Modelle sind aber auch selbst faszinierende und daher schützenwerte Gegenstände, Artefakte der Vergangenheit, durch die wir Einblick in Ideenwelten und Weltenentwürfe erhalten. Daher werden sie, da Architektur selbst im Regelfall nicht sammlungsfähig ist, als eine der wenigen möglichen medialen Ausdrucksformen von Architektur gesammelt, archiviert und auch ausgestellt. Wenn Modelle ihre Herkunft der Ideenproduktion und des Entwurfsprozesses verlassen haben und in die Welt der privaten Archive oder öffentlichen Sammlungen übergegangen sind, verlieren sie jedoch die ambivalente Stellung als Umsteigestation zwischen Idee und Form. Meist werden sie hier von Kurator*innen und Betrachter*innen in die einengende Rolle des verkleinerten Abbilds der „echten“ Architektur gezwängt und auch nur selten auf die ihnen eigenen Regeln und Kontexte befragt. Die so verstörende und anregende maßstäbliche Differenz verschwindet dann hinter dem Willen, im Modell nur die Referenz zu sehen, die Architektur endlich in ihrer Gänze überblicken zu können und das Modell so schlussendlich in seinem Reichtum und seiner Widersprüchlichkeit zu übersehen. Dabei können wir gerade in Ausstellungen mit den Dingen deutlicher und wahrnehmbarer in einen Dialog treten, als wir es gewöhnlicherweise im Alltag tun, denn der reine Gebrauchswert ist abgelegt zugunsten einer neuen Beziehung, die wir mit den deund rekontextualisierten Gegenständen eingehen müssen. Die meisten Ausstellungen aber erzählen gar nichts über die Objekte, die sie ausstellen, diese stehen nur in ihnen herum oder sich selbst und uns stumm gegenüber.

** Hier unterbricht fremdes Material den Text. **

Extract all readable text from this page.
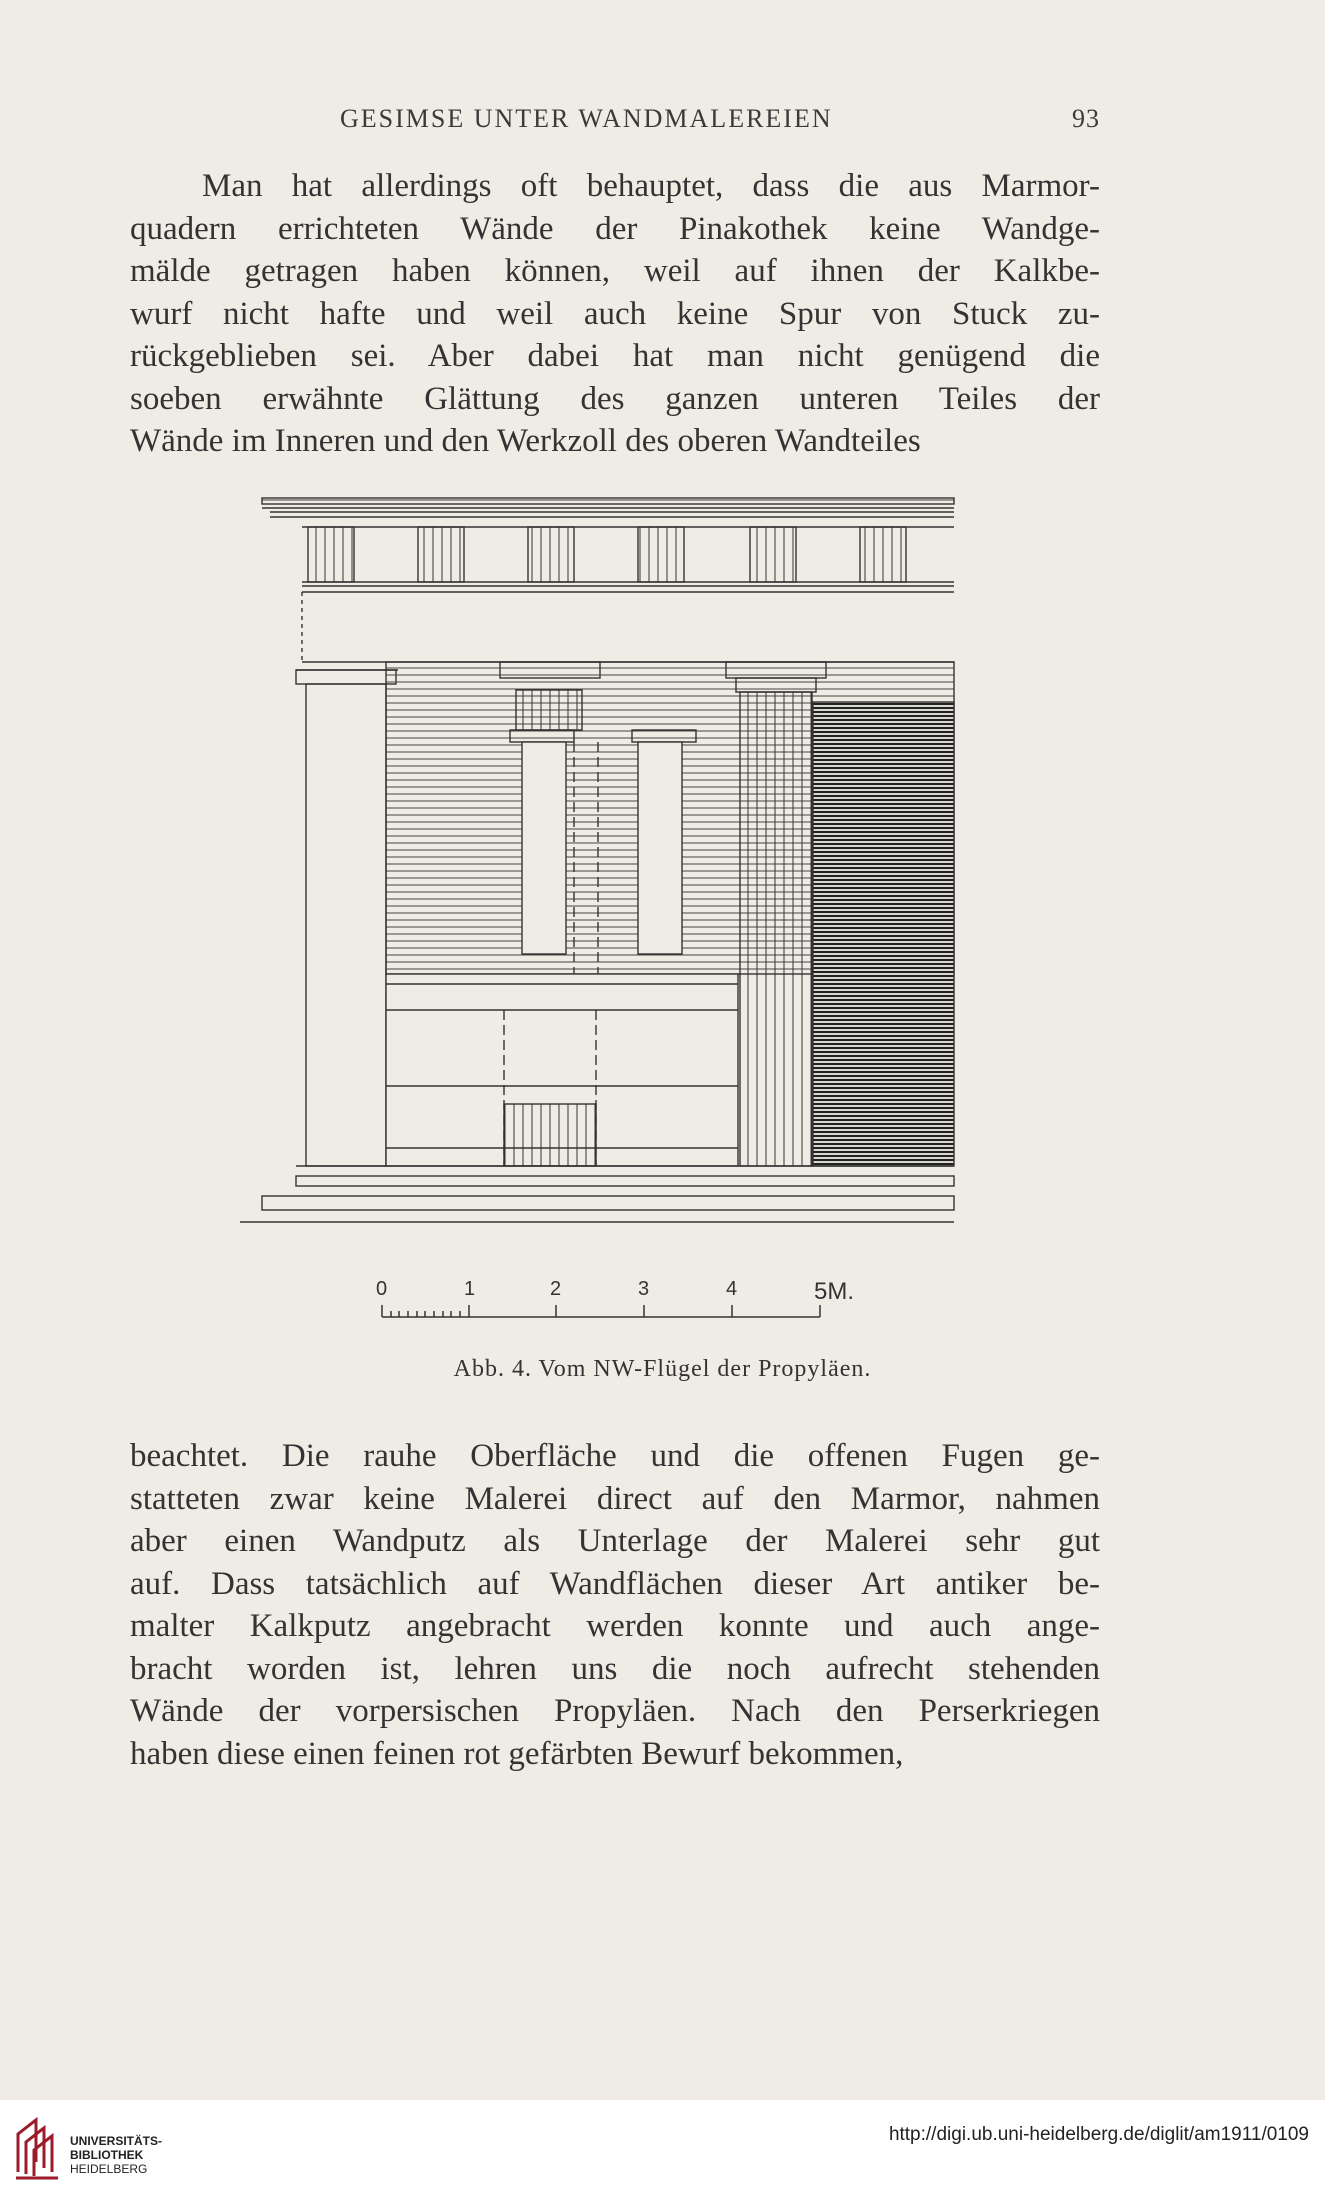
GESIMSE UNTER WANDMALEREIEN	93
Man hat allerdings oft behauptet, dass die aus Marmor-
quadern errichteten Wände der Pinakothek keine Wandge-
mälde getragen haben können, weil auf ihnen der Kalkbe-
wurf nicht hafte und weil auch keine Spur von Stuck zu-
rückgeblieben sei. Aber dabei hat man nicht genügend die
soeben erwähnte Glättung des ganzen unteren Teiles der
Wände im Inneren und den Werkzoll des oberen Wandteiles
0	1	2	3	4	5M.
Abb. 4. Vom NW-Flügel der Propyläen.
beachtet. Die rauhe Oberfläche und die offenen Fugen ge-
statteten zwar keine Malerei direct auf den Marmor, nahmen
aber einen Wandputz als Unterlage der Malerei sehr gut
auf. Dass tatsächlich auf Wandflächen dieser Art antiker be-
malter Kalkputz angebracht werden konnte und auch ange-
bracht worden ist, lehren uns die noch aufrecht stehenden
Wände der vorpersischen Propyläen. Nach den Perserkriegen
haben diese einen feinen rot gefärbten Bewurf bekommen,
UNIVERSITÄTS-
BIBLIOTHEK
HEIDELBERG
http://digi.ub.uni-heidelberg.de/diglit/am1911/0109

Modelle sind zumeist fragile Gegenstände, ihre Konstruktion, Fügung und Ausführung ist eher für Momentaufnahmen gemacht als für eine lange Haltbarkeit konzipiert – auch wenn sie manchmal durch ihr verwendetes Material und ihre Technik (z. B. Betonguss) den Anspruch der Monumentalität und Dauerhaftigkeit vermitteln wollen. Manchmal werden Modelle so zu konservatorischen Problemfällen, zum Beispiel, wenn verderbliche und wenig haltbare Materialien verwendet wurden, ungehindert Licht, Luft und Staub an sie herantreten oder kleine Tiere über sie herfallen. Dann vergilben, verrotten oder zersetzen sich die materialisierten Ideen. Modelle werden fast immer zu dauerhaften Pflegefällen. Darin ähneln sie dann doch unseren Großbauten, um die man im regelmäßigen Turnus rundherum restaurieren muss, damit sie nicht doch „von Zeit zu Zeit Ziegel oder Mauerbrocken in die Tiefe“ werfen, wie das Alois Brandstetter einmal für die Kaiser-Wilhelm-Gedächtniskirche als Wunsch formulierte – „lebendig und schrecklich“. Was wäre also, wenn wir uns Modelle als kleine Lebewesen vorstellten, die ohne künstliche Lebenserhaltungsmaßnahmen nicht in der Lage wären, allein für sich zu sorgen? Sie fristeten unter einer Haube ein einsames, abgekoppeltes Dasein, mit Schläuchen an Apparate angeschlossen, ein bisschen wie aus einer anderen Galaxie. Kleine Wesen, die uns unsere eigenen Utopien spiegeln und dabei ein uns durchaus berührendes Eigenleben entwickeln, weil wir in ihnen doch mehr sehen als verkleinerte Objekte. Modelle einer Idee von Modellen, entwickelt an Modellen von Ideen.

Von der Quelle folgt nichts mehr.